Сначала ей показалось, что великан ничего не расслышал, потому что прошло немалое время, прежде чем поднялись веки и взгляд скользнул по ее лицу. Потом великан хмыкнул и стукнул ладонью по сжатому кулаку. Этот непереводимый и оскорбительный жест знатоки могли бы сравнить с тем, как русские бьют ребром ладони по сгибу руки у локтя, и означал сей жест, мягко говоря, «пошла вон!».
Дама слишком нуждалась в услугах этого мужлана, а потому не позволила себе обиду и начала все сызнова:
– Буду говорить прямо.

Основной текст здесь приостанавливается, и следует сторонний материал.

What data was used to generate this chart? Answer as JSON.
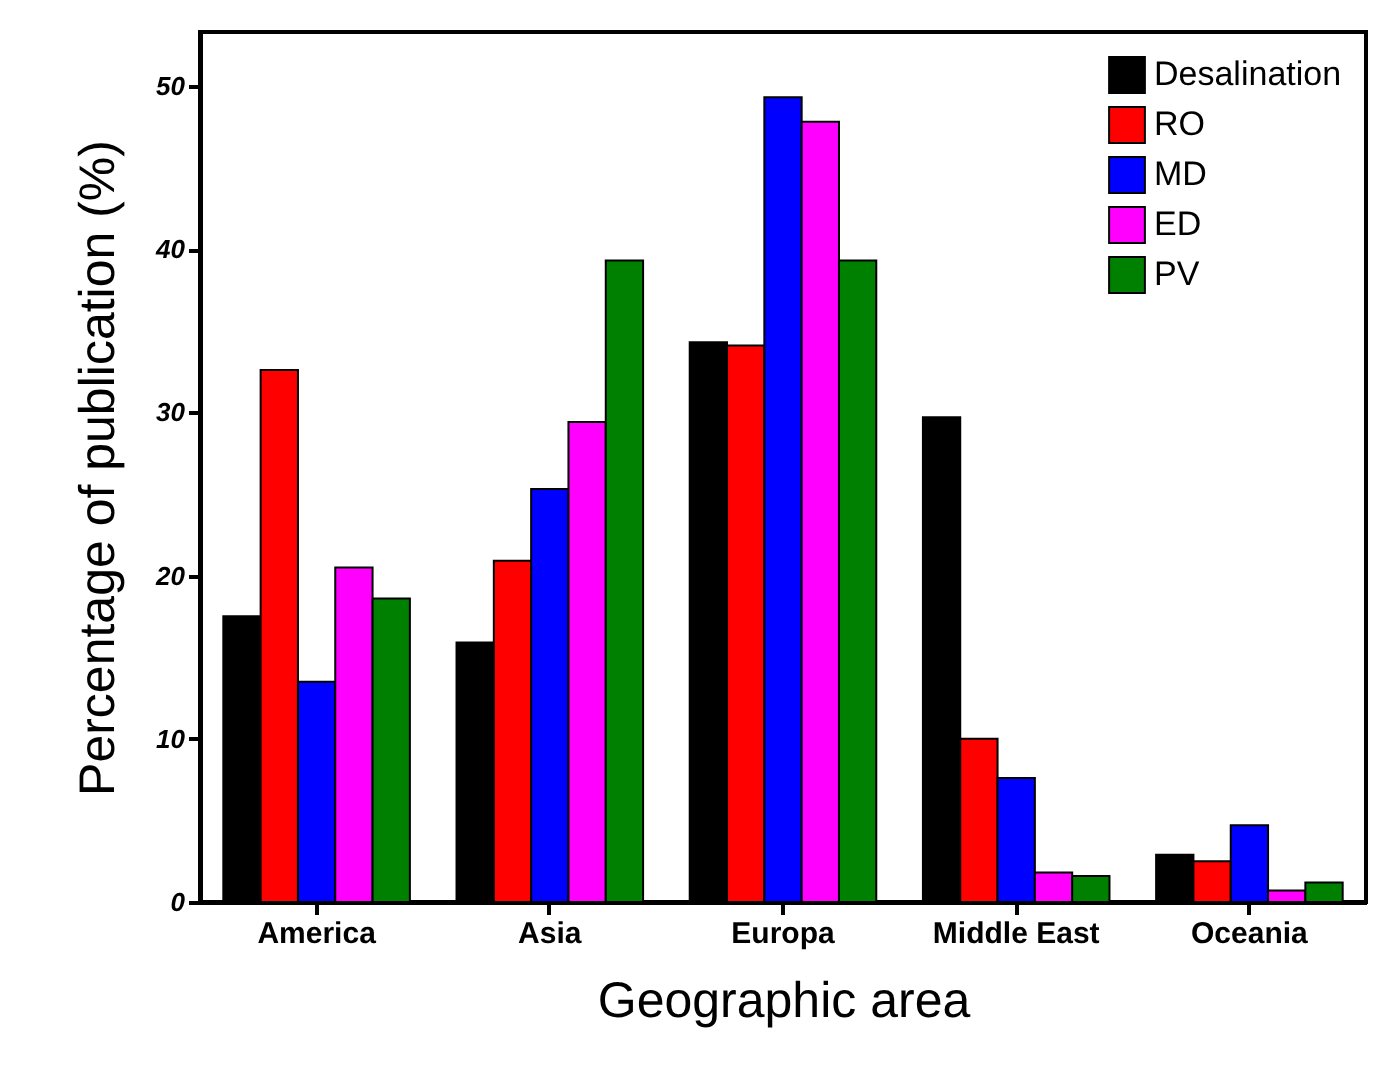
{
  "chart_data": {
    "type": "bar",
    "xlabel": "Geographic area",
    "ylabel": "Percentage of publication (%)",
    "categories": [
      "America",
      "Asia",
      "Europa",
      "Middle East",
      "Oceania"
    ],
    "series": [
      {
        "name": "Desalination",
        "color": "#000000",
        "values": [
          17.5,
          15.9,
          34.3,
          29.7,
          2.9
        ]
      },
      {
        "name": "RO",
        "color": "#ff0000",
        "values": [
          32.6,
          20.9,
          34.1,
          10.0,
          2.5
        ]
      },
      {
        "name": "MD",
        "color": "#0000ff",
        "values": [
          13.5,
          25.3,
          49.3,
          7.6,
          4.7
        ]
      },
      {
        "name": "ED",
        "color": "#ff00ff",
        "values": [
          20.5,
          29.4,
          47.8,
          1.8,
          0.7
        ]
      },
      {
        "name": "PV",
        "color": "#008000",
        "values": [
          18.6,
          39.3,
          39.3,
          1.6,
          1.2
        ]
      }
    ],
    "ylim": [
      0,
      53.3
    ],
    "yticks": [
      0,
      10,
      20,
      30,
      40,
      50
    ],
    "grid": false,
    "legend": "top right"
  }
}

Речь идет о женщине.
Тяжелые черты медленно сложились в гримасу глубочайшего отвращения, а губы исторгли короткое:
– Баб ненавижу!
Дама была особа начитанная, а потому ей сразу вспомнился евнух из «Персидских писем» Монтескье, возненавидевший женщин после того, как начал взирать на них хладнокровно и его разум стал ясно видеть все их слабости. Обеспокоенная, дама слегка нагнулась и заглянула под стол. Великан сидел, широко расставив ноги, и то, что она разглядела между ними, успокоило ее внезапные подозрения, но весьма взволновало натуру этой любительницы оценивать мужчин по величине их главного орудия. Сейчас, впрочем, было не до этого, а потому дама утихомирила свой пыл и вновь приступила к делу:
– Прекрасно! Речь идет об уничтожении одной из тех, кого вы ненавидите.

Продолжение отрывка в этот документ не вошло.